Jean-René Bernaudeau "J’ai confiance en la force de l’armée rwandaise"


À quelques mois des Championnats du monde de cyclisme sur route 2025 prévus au Rwanda, des inquiétudes grandissent quant à leur tenue, en raison du rôle du pays dans des conflits régionaux. Des appels à un report de l’événement ont émergé, notamment du Parlement européen, alors que des accusations d'implication militaire rwandaise en République démocratique du Congo se multiplient.
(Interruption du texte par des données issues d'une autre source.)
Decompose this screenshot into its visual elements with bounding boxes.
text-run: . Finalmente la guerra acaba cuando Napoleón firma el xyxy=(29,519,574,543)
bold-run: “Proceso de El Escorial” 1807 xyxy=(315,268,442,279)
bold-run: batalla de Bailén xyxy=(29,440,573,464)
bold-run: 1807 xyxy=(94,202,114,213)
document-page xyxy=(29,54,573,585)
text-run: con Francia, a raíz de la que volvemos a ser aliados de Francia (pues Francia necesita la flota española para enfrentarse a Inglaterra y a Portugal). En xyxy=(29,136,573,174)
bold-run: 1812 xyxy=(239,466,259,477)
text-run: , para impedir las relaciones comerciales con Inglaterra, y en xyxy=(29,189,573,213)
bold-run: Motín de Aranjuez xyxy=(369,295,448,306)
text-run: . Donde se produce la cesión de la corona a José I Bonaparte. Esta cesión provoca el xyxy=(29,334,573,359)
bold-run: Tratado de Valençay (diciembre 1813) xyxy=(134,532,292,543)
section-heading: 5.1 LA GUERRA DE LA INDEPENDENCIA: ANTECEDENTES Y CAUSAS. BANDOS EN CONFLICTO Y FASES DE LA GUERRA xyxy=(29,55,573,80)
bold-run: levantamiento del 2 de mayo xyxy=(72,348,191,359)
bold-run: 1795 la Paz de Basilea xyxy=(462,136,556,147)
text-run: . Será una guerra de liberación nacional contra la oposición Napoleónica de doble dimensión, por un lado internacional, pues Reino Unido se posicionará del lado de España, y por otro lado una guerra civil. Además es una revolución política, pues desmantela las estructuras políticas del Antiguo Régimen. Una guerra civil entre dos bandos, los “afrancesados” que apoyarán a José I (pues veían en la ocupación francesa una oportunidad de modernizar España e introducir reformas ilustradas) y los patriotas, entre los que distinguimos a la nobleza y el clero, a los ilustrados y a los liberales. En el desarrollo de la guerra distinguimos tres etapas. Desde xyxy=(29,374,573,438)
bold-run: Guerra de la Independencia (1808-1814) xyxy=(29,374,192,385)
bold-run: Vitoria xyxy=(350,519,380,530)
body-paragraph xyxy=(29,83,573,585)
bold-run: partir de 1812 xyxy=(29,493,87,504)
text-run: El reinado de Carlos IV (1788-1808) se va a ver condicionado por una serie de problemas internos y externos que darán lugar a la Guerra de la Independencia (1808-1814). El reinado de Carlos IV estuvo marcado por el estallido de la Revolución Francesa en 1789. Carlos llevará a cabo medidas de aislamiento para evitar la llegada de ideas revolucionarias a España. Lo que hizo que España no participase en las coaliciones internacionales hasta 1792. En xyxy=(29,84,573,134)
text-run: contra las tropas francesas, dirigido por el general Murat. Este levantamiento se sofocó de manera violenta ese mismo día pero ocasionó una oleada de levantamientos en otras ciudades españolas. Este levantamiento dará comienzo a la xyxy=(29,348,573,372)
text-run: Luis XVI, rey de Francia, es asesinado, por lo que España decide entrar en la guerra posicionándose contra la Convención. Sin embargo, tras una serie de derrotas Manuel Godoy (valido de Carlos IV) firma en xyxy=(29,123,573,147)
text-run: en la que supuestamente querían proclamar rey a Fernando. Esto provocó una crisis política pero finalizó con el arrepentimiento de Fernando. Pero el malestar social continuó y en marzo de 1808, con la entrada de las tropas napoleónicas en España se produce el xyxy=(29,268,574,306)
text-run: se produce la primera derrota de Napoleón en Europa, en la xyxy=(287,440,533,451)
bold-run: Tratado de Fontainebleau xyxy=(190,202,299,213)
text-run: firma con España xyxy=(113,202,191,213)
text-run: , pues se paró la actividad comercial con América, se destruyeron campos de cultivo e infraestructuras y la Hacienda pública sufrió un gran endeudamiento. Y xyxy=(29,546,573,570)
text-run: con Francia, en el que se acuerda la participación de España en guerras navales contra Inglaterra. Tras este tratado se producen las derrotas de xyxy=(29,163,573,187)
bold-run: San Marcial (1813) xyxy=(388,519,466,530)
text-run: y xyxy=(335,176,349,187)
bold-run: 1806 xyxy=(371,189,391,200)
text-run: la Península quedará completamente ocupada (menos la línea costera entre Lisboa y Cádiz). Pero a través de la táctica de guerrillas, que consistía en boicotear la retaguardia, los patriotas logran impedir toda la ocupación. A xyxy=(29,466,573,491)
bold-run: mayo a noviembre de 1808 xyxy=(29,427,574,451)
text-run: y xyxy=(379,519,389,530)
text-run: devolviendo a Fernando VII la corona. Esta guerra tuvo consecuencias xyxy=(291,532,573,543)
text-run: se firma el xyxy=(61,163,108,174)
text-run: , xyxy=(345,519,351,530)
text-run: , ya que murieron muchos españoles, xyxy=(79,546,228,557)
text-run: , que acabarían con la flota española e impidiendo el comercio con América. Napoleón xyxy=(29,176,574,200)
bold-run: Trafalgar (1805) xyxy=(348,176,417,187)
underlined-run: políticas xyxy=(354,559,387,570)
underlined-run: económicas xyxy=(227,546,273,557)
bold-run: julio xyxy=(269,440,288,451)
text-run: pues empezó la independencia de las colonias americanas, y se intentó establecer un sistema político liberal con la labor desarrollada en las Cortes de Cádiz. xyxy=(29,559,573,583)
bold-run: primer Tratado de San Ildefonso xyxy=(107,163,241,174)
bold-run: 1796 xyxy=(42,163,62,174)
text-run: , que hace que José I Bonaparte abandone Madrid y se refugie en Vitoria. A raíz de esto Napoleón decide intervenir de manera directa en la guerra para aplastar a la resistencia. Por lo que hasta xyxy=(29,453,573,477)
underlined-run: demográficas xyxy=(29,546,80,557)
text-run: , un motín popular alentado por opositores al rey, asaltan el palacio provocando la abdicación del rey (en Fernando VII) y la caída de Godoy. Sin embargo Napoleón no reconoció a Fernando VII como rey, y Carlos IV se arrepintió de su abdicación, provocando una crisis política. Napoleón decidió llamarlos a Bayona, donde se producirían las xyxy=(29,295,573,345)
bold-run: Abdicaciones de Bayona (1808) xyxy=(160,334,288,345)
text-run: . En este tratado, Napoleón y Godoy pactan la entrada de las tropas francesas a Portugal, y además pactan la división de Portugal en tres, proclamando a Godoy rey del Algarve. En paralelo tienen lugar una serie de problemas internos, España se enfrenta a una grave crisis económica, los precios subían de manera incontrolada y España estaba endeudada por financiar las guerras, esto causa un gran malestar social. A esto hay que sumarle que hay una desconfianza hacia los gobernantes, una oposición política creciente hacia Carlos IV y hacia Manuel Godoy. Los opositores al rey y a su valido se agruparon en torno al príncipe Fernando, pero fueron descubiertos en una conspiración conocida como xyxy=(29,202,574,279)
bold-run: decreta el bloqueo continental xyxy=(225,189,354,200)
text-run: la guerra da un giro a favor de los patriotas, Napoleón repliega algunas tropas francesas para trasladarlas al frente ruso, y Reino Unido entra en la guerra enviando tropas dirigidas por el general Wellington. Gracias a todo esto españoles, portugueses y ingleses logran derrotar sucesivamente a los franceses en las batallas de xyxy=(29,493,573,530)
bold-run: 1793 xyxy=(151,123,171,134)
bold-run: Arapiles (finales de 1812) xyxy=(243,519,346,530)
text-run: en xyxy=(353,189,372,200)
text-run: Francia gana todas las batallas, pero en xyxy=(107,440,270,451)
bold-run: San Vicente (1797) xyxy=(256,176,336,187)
L’Union Cycliste Internationale (UCI) se retrouve dans une position délicate, tentant de maintenir une séparation entre politique et sport tout en étant confrontée à des préoccupations éthiques grandissantes. Son président, David Lappartient, s'est exprimé sur le sujet dans un entretien avec RFI, reconnaissant les tensions politiques tout en réaffirmant l'engagement de l'UCI envers l'organisation des Mondiaux.

"L’éthique est un sujet majeur pour nous", a déclaré Lappartient. "Je laisse aux gouvernements le soin de régler les problèmes. Nous appelons naturellement à la désescalade et à la paix. C’est notre rôle en tant qu’organisation sportive."

Malgré les tensions, Lappartient s’est montré confiant quant à la tenue des Mondiaux en septembre. Il estime que la récente édition du Tour du Rwanda prouve que le pays est capable d’accueillir de grands événements sans risques majeurs pour la sécurité.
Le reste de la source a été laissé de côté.